We caught up with the brilliant and insightful Scott Elam a few weeks ago and have shared our conversation below.
Alright, Scott thanks for taking the time to share your stories and insights with us today. Earning a full time living from one’s creative career can be incredibly difficult. Have you been able to do so and if so, can you share some of the key parts of your journey and any important advice or lessons that might help creatives who haven’t been able to yet?
I earn my full-time living as a creative now but I haven’t always. I worked for 6+ years in higher education – Northwestern and then Vanderbilt. And for a long time I worked behind the scenes running the training center at The Second City in Chicago. The first time I was able to say I was working full-time as a performer was when The Second City hired me to work on cruise ships in July 2012. The gig itself is not the best – it’s long stretches away from friends/family and even though you’re in beautiful places, you spend a lot of time in a shoebox staring out a porthole. But despite all that, I was still getting paid to travel the world and perform.
Scott, love having you share your insights with us. Before we ask you more questions, maybe you can take a moment to introduce yourself to our readers who might have missed our earlier conversations?
I am the Artistic Director at the Third Coast Comedy Club in Nashville, Tennessee. Third Coast is an intimate, 88-seat venue dedicated to all forms of local comedy but our bread and butter is improv. And that’s what my background is in. I spent a decade plus living and working in Chicago. I performed largely at iO and considered it my artistic home but I worked mostly at The Second City. I started out washing dishes on the night staff and interning in exchange for free classes. I spent my summers running their comedy camps for youth and teens. After a few years, Kerry Sheehan, who oversaw the training centers for Second City, asked me to join full-time as her assistant. It gave me the opportunity to work closely with her and to learn how to run an arts-centric organization. Even before all that though, I took my first improv class not out of a desire to be a performer but as a way to meet people and work through some of my social anxiety. I was new to Chicago and didn’t know many people. I was in college part-time but I could barely speak in front of a class without my hands shaking and my voice quivering. Improv changed my life. It taught me to slow down, to listen first and talk second, to say yes to others’ ideas, and to not be so afraid of failure.

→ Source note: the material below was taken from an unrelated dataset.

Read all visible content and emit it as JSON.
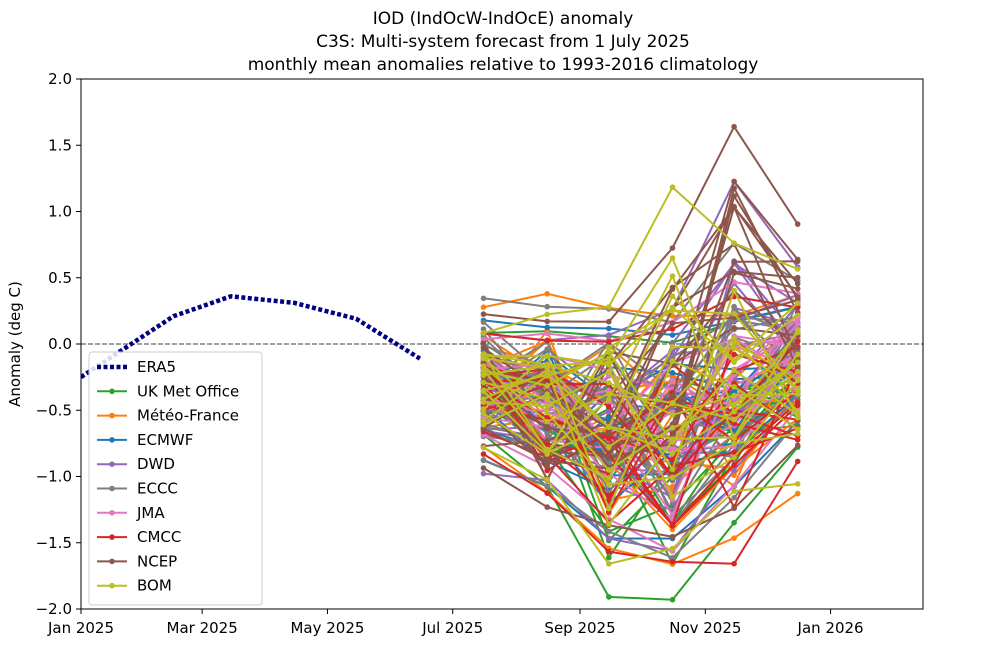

Looking back, are there any resources you wish you knew about earlier in your creative journey?
I wish I had spent less time trying to get the gatekeepers at various venues to let me in and more time creating opportunities for myself. So the resource I wish I’d had was the confidence that if iO wouldn’t let me perform on their stage or The Second City wouldn’t cast me in a show I wanted, that I could go rent a space, invite my friends, and perform my own show. I spent so much time trying to get others to put me in their shows and not nearly enough time creating my own.
Is there something you think non-creatives will struggle to understand about your journey as a creative?
I mentioned earlier that I worked in higher education. And it wasn’t the Theater Department or another creative field. It was for economists at Northwestern and finance professors at Vanderbilt. And at both places, these were some of the premier minds in their fields. They were absolutely brilliant. And I’ll never forget a professor over dinner asking my wife – who is a phenomenal, accomplished stage actor – what she did for a living. As they spoke, inevitably the conversation turned to where they might have seen her. She has some film and television credits but mostly her work was done on stages all over Chicago where we met. The professor mentioned how he had a niece who worked on Broadway but he’d never seen on tv or in films but if she kept working hard, “she’d make it one day”. About his niece – WHO WAS ON BROADWAY – he said she’d make it one day. And I think what occurred to me in that moment was that outside of the arts, there aren’t many jobs where someone can tell you you’ve failed. Maybe athletics. But I would never tell a Vanderbilt professor that if they worked hard, maybe they’d get a job at Harvard one day. Or the CEO of YouTube to keep working and one day they can be CEO of Apple. So I think it’s hard for non-creatives to realize how hard it is to work in a creative industry where your worth is tied so closely to your work and your work is usually temporary.